Here I sit. At 12:30 in the morning, there’s a drizzle outside in downtown Seattle that is almost comically stereotypical. Yes, it rains in Seattle, we get it. But rain has always been one of those things that soothe my soul. It is the perfect writing weather, no matter what you think. Doesn’t mean rain=sad. After all, this is a blog, with words and shit. So why not have a little fun?

So on to the meat: I have been working on a screenplay for a short film, but the universe it lives in, I believe at least, has tremendous trilogy potential. Like another famous trilogy before it, this one is very much science fiction; one of my cinematic first loves. I also have another that’s ripe for television. However (and it’s a big however), I am dealing with something at the moment known as “the resistance”.

If you’ve never read Steven Pressfield’s The War of Art, I highly recommend you go and pick it up wherever you buy books. It talks about something called resistance and it’s constant attack on our creative processes. Now, the resistance is not a thing or person, it is ourselves. It can be procrastination or alcohol or whatever pulls your mind from doing the creative work you need to be doing. Almost all artists have benefited from some sort of schedule. As the case with writers, the overwhelming advice is to just write.
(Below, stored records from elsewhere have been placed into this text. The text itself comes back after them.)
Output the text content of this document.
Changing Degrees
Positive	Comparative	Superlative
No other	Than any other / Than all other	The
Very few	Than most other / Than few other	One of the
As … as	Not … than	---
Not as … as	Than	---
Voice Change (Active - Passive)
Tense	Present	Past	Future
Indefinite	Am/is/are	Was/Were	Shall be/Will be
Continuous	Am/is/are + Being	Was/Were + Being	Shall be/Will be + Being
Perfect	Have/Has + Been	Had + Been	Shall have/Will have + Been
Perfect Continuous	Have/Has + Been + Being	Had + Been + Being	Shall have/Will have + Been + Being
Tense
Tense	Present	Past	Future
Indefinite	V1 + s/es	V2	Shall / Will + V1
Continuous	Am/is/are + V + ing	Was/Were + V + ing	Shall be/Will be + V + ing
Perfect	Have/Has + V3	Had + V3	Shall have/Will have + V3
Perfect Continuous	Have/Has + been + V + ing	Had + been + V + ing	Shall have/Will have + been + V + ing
I know that sounds very obvious, but I mean, write something. Every day, write something. Don’t go back and revise and correct as you are writing, that can be done on a different day or later, but for now, just write. It’s easier said than done, that’s for sure, but it’s something I’ve been trying to make a daily habit. I’ve tried to use my phone less and read books more.

So my advice to anyone reading this (and ironically to myself), know what you are writing so well that are fluent in its language. If you can speak it, you can communicate that story to others and, hopefully, connect with them on an emotional level.